An insight of the play is that these plights pale in comparison to an individual’s will to live. As Sami tells us, his soul is a caged bird and, to quote Dunbar’s Sympathy, when the caged bird

beats his bars and he would be free;
It is not a carol of joy or glee,
But a prayer that he sends from his heart’s deep core.

 

Out of Sami’s deep core we hear a deranged prayer from someone who has been given no hope and so must make his own.

In this way, the play is bleak and uplifting. It is bleak because it supports the idea that faith in progress is unfounded. Uplifting because while we may not be able to see utopia on the horizon we can come face-to-face with each other – to sympathise, recognise, love and hope. We must hope for better but engage with the now. The absurd clown world of Sami in Paradise makes this clear.

Sami wearing a paper crown, being pulled in all directions by the rest of the cast

Photography by Clare Hawley, supplied by Belvoir Theatre

This may be why the production has had a mixed response. Some critics have praised the clowning of human misery, others found it distasteful, claiming it is racist in its stereotypes, takes cheap shots at NGOs, and is misogynistic. These claims – which I find unconvincing – show why the work is important not only as a protest for those living under the status ‘refugee’ but also to question the legacy and potentially utopian ideals of political correctness. If a production ‘bigs up’ racial stereotypes it does not follow that it reinforces them. A show does not make a claim or have an opinion – characters do. A role of theatre is to investigate such things as the line between culture and stereotype.

Other critics have noted that the piece is curiously moderate given the subversiveness of the original. What would a subversive work about refugees look like? Perhaps Peter Dutton doing something outrageous with a pig?

At its best, the show is subtly subversive because it damns both the political right’s callousness and – perhaps against its intentions – the left’s moral righteousness. A callousness that treats the refugee as a problem and not a person and a righteousness that does not recognise the overwhelming and perhaps impossible task of governments safe housing or settling the heartbreaking and incomprehensible numbers of displaced persons in the world.

Sami in Paradise is hopeful that sympathy will sweep away callousness and moral righteousness. Sympathy requires us to acknowledge not just the good, but also the bad, ugly and ridiculousness in others, and in turn, ourselves. It demands that we listen to our hearts and that we recognise the reality of the situation so as to bring real and practical change.

This hopefulness is highlighted by Eamon Flack’s direction that ensures we are engaged both directly and indirectly by the ensemble, allowing us the space to laugh at and cry for Sami’s world.
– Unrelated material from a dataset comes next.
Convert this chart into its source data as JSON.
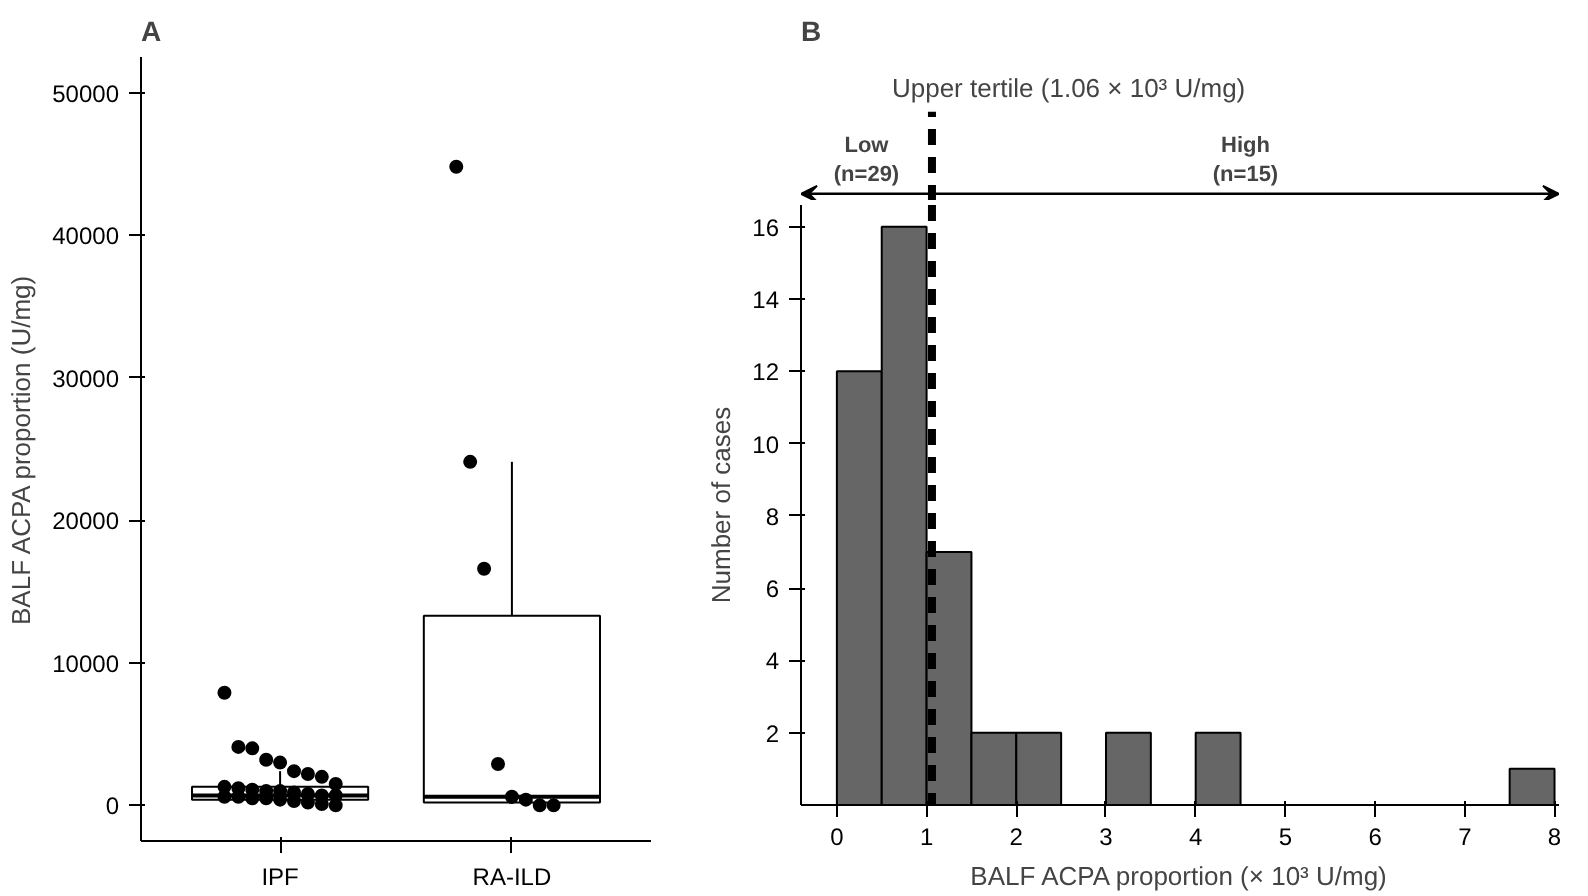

It is petered by Dale Ferguson’s purgatorial set – a large concrete warehouse-esque space, lit in a stripped back fashion by Verity Hampson and filled with the upbeat and mellifluous score of Jethro Woodward, with musicians Mahan Ghobadi and Hamed Sadeghi.

And the actors, of course, bring hope to the work through their sheer joy. In addition to Sami’s family, the large cast includes Fayssal Bazzi, Nancy Denis, Charlie Garber, Marta Kaczmarek, Mandela Mathia, Arky Michael, Hazem Shammas, and Vaishnavi Suryaprakash. While one might sense an inexperience in some members and expect tighter ensemble work and more biting, self-assured clowning, none of their faults are fatal, and the joy wins out.
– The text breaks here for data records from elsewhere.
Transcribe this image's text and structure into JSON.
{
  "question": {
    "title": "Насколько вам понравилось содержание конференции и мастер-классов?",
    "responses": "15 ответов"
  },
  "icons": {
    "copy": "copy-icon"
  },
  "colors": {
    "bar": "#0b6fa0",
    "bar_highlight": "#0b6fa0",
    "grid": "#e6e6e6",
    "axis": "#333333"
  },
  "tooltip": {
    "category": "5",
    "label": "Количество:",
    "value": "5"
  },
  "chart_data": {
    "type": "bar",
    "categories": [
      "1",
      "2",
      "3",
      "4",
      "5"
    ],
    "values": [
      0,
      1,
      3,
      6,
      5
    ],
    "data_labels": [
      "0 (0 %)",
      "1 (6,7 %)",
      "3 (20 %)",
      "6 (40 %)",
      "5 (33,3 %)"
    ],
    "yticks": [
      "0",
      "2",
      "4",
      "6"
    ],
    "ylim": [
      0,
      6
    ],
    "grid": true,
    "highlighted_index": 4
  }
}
As for Sami, in the end he realises that in death he would not fly to paradise but that he is already there and that paradise in this life is bleak, but beautiful.

At a time in which our immigration minister has said he would support fast track visas for white South African farmers, this is important theatre.

Go see Sami try to kill himself!

 

Post show I would recommend the film The Death of Stalin and Dostoevsky’s short story The Dream of a Ridiculous Man.